Science fiction has always fascinated me. Since I was a child, I gobbled up all the science fiction novels that fell into my hands. But then film arrived. I don’t remember the order, although I know that the first was Star Wars. And it changed everything. Alien. Blade Runner. Close Encounters of the Third Kind. The Thing. Star Trek. Matrix. Metropolis. The War of the Worlds. Invasion of the Body Snatchers. Contact. Minority Report. Total Recall. 2001. Moon. Independence Day. Terminator. Predator… All of them… new and old. Good, bad, mediocre… My new goal in life was to get involved in something like this. Movies. Sci-fi. Ideas.
And so, a few months ago several points connected. I had just finished reading a novel by Santiago Roncagliolo, So close to life, which had really caught my attention. The story was set in a science fiction universe, but the style was really original. It also openly discussed love. And robots. And love between robots. And this mix had something very special. Something that worked. Roncagliolo’s novel managed to strip some of the main questions of science fiction of technological paraphernalia: What is life? How is life created? Can an artificial being love? Or, is it precisely this ability to love that makes us human beings?...
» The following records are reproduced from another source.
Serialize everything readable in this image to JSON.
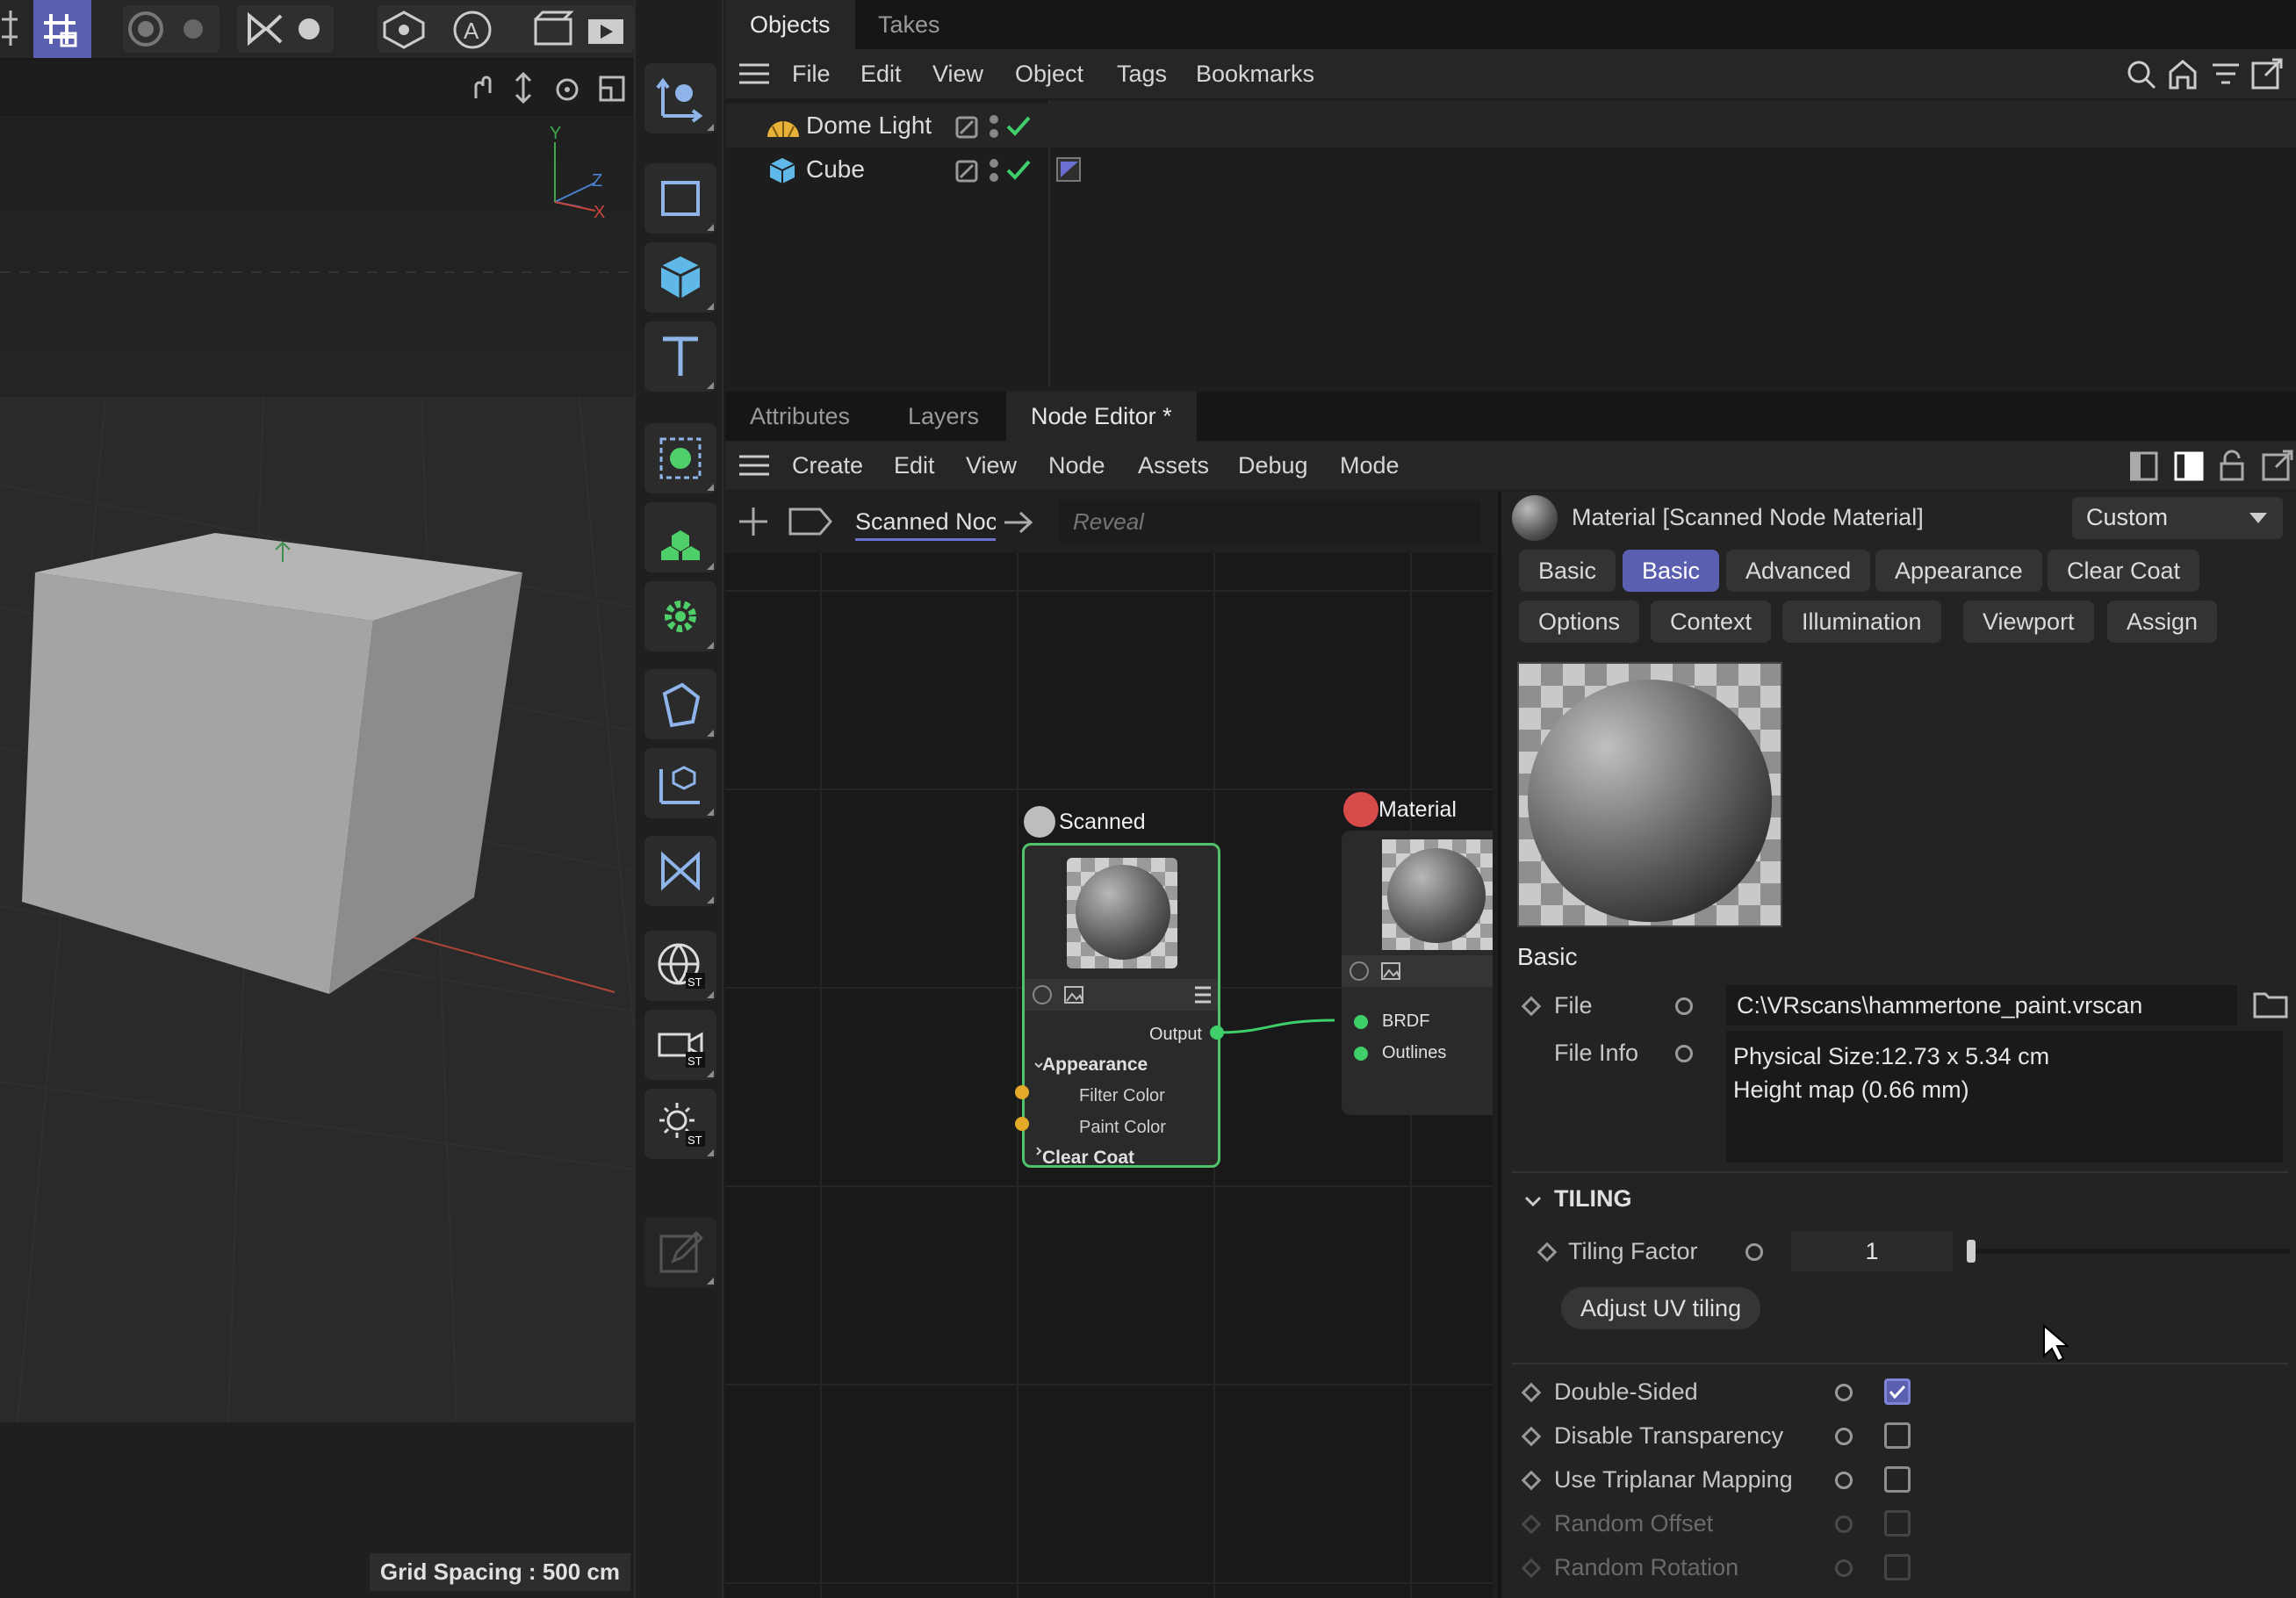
{
  "viewport": {
    "grid_spacing": "Grid Spacing : 500 cm",
    "axis_labels": {
      "y": "Y",
      "z": "Z",
      "x": "X"
    }
  },
  "objects_panel": {
    "tabs": [
      "Objects",
      "Takes"
    ],
    "menu": [
      "File",
      "Edit",
      "View",
      "Object",
      "Tags",
      "Bookmarks"
    ],
    "objects": [
      {
        "name": "Dome Light",
        "icon": "dome-light-icon",
        "color": "#e8b13a"
      },
      {
        "name": "Cube",
        "icon": "cube-icon",
        "color": "#5fb8e8"
      }
    ]
  },
  "lower_tabs": [
    "Attributes",
    "Layers",
    "Node Editor *"
  ],
  "node_editor": {
    "menu": [
      "Create",
      "Edit",
      "View",
      "Node",
      "Assets",
      "Debug",
      "Mode"
    ],
    "breadcrumb": "Scanned Noc",
    "search_placeholder": "Reveal",
    "nodes": {
      "scanned": {
        "title": "Scanned",
        "output": "Output",
        "group_appearance": "Appearance",
        "filter_color": "Filter Color",
        "paint_color": "Paint Color",
        "group_clear_coat": "Clear Coat"
      },
      "material": {
        "title": "Material",
        "brdf": "BRDF",
        "outlines": "Outlines"
      }
    }
  },
  "attributes": {
    "header_title": "Material [Scanned Node Material]",
    "mode_dropdown": "Custom",
    "tabs_row1": [
      "Basic",
      "Basic",
      "Advanced",
      "Appearance",
      "Clear Coat"
    ],
    "active_tab_index": 1,
    "tabs_row2": [
      "Options",
      "Context",
      "Illumination",
      "Viewport",
      "Assign"
    ],
    "section_basic": "Basic",
    "file_label": "File",
    "file_value": "C:\\VRscans\\hammertone_paint.vrscan",
    "file_info_label": "File Info",
    "file_info_line1": "Physical Size:12.73 x 5.34 cm",
    "file_info_line2": "Height map (0.66 mm)",
    "tiling_header": "TILING",
    "tiling_factor_label": "Tiling Factor",
    "tiling_factor_value": "1",
    "adjust_uv_button": "Adjust UV tiling",
    "checkboxes": [
      {
        "label": "Double-Sided",
        "checked": true,
        "enabled": true
      },
      {
        "label": "Disable Transparency",
        "checked": false,
        "enabled": true
      },
      {
        "label": "Use Triplanar Mapping",
        "checked": false,
        "enabled": true
      },
      {
        "label": "Random Offset",
        "checked": false,
        "enabled": false
      },
      {
        "label": "Random Rotation",
        "checked": false,
        "enabled": false
      }
    ]
  },
  "colors": {
    "accent": "#5a5fb0",
    "node_border_green": "#4fc26a",
    "connection_green": "#3fcf6a",
    "port_yellow": "#e5a92a",
    "check_green": "#3fcf6a"
  }
}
These questions of course remain unanswered… But the underlying questions that they led to began to outline a plot in my mind, set in the everyday and poetic future life described by Roncagliolo. What would happen if two robots, which are unaware that they are machines, fell in love? What if, in spite of talking about robots, the story transcends the strict scientific spirit, which is some times assumed in science fiction? What if we talk about love? Because love is life. And life is love.